Shakespeare and race at the Globe August 2018
For the first time, Shakespeare’s Globe is holding a festival on Shakespeare and Race. Farah Karim-Cooper, Head of Higher Education & Research at Shakespeare’s Globe looks at why the time is right.
Shakespeare’s Globe is hosting its first international festival on Shakespeare and Race. Several questions spring to mind when putting together a festival of this nature at Shakespeare’s Globe:
How does Shakespeare’s work engage with race, racism and people of colour? What was the early modern experience of race? How do modern productions of plays that are preoccupied with race tackle the topic? How do theatre artists engage or not engage with it? Do actors, directors, designers, composers and musicians of colour have access to the same opportunities to pursue a career in theatre and to maintain their careers? How does unconscious bias enable white actors to have the advantage when it comes to costume design, lighting and set design? In other words, do creatives responsible for these arts always think consciously about taking into account skin colour when designing a show? What does it mean to be a person of colour and study, teach, perform, produce and read Shakespeare?
These and many more questions will arise during and beyond the festival – though there is no guarantee of finding answers. Indeed, more questions may be provoked.

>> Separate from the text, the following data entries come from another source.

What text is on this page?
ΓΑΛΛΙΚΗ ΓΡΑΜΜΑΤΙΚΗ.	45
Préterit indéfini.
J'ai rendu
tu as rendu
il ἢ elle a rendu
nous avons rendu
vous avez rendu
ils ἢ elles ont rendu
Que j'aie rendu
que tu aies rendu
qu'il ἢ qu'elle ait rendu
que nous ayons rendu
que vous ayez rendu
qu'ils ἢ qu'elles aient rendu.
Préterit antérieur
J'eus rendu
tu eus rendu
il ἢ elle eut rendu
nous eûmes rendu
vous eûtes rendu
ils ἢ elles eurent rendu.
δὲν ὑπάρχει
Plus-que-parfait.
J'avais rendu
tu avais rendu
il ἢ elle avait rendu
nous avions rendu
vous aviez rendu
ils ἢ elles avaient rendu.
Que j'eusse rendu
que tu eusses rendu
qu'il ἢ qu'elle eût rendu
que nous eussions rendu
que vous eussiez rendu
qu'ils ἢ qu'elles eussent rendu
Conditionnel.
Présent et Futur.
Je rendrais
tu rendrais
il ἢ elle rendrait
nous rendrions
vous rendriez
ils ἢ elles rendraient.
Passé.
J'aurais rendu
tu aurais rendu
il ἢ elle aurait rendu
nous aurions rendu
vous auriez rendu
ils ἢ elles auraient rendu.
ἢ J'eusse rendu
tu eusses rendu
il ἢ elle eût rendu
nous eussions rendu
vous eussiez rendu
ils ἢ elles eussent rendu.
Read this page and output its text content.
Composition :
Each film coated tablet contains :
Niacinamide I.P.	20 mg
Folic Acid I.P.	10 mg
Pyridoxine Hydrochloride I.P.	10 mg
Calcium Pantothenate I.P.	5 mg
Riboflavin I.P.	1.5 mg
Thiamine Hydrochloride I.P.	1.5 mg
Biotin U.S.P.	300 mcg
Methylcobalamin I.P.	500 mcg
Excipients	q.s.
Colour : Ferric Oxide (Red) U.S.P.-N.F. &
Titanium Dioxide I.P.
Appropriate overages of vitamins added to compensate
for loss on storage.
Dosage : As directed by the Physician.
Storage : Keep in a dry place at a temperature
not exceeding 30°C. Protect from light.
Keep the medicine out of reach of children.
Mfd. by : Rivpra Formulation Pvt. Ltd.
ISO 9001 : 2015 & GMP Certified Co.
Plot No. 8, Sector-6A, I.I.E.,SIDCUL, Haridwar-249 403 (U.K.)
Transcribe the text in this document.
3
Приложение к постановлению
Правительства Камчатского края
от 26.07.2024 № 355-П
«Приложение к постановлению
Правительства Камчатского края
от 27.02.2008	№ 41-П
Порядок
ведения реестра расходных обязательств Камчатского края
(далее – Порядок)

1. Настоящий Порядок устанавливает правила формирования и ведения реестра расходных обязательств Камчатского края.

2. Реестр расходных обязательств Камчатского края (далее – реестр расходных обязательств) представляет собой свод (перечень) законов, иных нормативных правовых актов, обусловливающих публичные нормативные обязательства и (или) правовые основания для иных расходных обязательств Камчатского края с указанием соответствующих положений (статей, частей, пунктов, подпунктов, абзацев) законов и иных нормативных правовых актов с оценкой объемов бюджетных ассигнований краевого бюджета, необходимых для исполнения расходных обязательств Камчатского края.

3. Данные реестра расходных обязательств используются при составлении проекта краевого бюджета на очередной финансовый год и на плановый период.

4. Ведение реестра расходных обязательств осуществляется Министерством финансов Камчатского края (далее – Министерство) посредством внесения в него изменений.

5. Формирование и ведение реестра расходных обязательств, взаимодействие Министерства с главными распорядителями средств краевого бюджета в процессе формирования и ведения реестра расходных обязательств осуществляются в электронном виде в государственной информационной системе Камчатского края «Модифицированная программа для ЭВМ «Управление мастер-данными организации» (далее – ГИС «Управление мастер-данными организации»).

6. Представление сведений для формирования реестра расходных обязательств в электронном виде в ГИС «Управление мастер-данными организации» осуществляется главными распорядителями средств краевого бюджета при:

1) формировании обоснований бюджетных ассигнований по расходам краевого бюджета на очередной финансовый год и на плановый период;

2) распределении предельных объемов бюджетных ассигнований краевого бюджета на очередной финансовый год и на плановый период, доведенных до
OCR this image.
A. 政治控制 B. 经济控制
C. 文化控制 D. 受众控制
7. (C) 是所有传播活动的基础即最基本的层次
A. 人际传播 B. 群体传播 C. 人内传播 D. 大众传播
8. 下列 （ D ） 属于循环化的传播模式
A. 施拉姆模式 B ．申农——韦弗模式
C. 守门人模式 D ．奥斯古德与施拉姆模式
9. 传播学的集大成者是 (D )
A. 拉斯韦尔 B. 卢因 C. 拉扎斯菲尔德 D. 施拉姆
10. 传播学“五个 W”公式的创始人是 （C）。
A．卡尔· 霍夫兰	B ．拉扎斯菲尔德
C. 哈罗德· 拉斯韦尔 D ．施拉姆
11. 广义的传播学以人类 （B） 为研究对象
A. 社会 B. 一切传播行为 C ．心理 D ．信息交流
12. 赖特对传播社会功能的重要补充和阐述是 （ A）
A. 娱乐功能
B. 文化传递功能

Why should Shakespeare’s Globe be concerned with the topic of race now? As an international centre with iconic theatre spaces and a global presence, we aim to explore the ways in which Shakespeare’s plays, his theatres and his moment can be put into dialogue with the present and with issues that we face now in the 21st century, including and especially issues that relate to social justice.
The peer-reviewed journal Shakespeare Quarterly addressed the topic in a special issue. The editors, Kim F Hall (our Sam Wanamaker Fellow, 2018) and Peter Erickson, set some clear objectives for scholars to consider in the advancement of race studies: one of which states the need for “more studies of race and performance that themselves theorise/critique race rather than simply document the activities of people of color in the service of proving Shakespeare’s universality”.
In part, this festival, and, in particular, the symposium that will conclude it, is a direct response to this article’s call for action. In this festival, we want to ask questions about race, but not in a tokenistic way, and not in a way that suggests we are ticking a box or somehow trying to be ‘trendy’.
The aims of the festival are to invite scholars and artists of colour to speak on this topic openly and provocatively; to test our assumptions about theatre practice and racially diverse casting; to examine what it means to be a scholar or an artist of colour in 2018; to interrogate ourselves and the way in which we privilege white history, white authors and the landmark buildings, monuments
and canons that perpetuate such privilege. How can we turn Shakespeare’s Globe upon itself and ask its occupants and supporters to consider Shakespeare not as a model of universality, but as a site of reflection and empowerment? As a collection of works to jump into and scratch around in rather than merely adore, revere and worship?
The topic of race in Shakespeare is a growing field in America that young, emerging scholars of colour are making important contributions to. In the UK, there is less work being carried out in race studies at undergraduate and postgraduate level. One reason for our conference and its deliberate focus on the US and the UK is to find a way to develop the topic on both sides of the Atlantic.
Being able to listen to scholars who have been working in this field for decades and to hear from activists and thinkers like Kimberlé Crenshaw (American civil rights advocate and a leading scholar of critical race theory) and Luke Harris (director of programs and chairman of the board of directors of the African American Policy Forum raises the stakes of this festival.
Shakespeare’s Globe is at a point in its two-decade long history where it is reflecting upon itself as a cultural organisation; this festival is in part a response to the need for the Globe’s own evolving identity to emerge more fully as one that questions, interrogates and celebrates the potentially transformative impact that Shakespeare has on those who study, perform, read and enjoy his plays with their extraordinary, contradictory, troublesome and, most often, challenging themes.
Shakespeare and Race runs from 11-18 August at Shakespeare’s Globe taking in performances, talks, symposiums and panel discussions.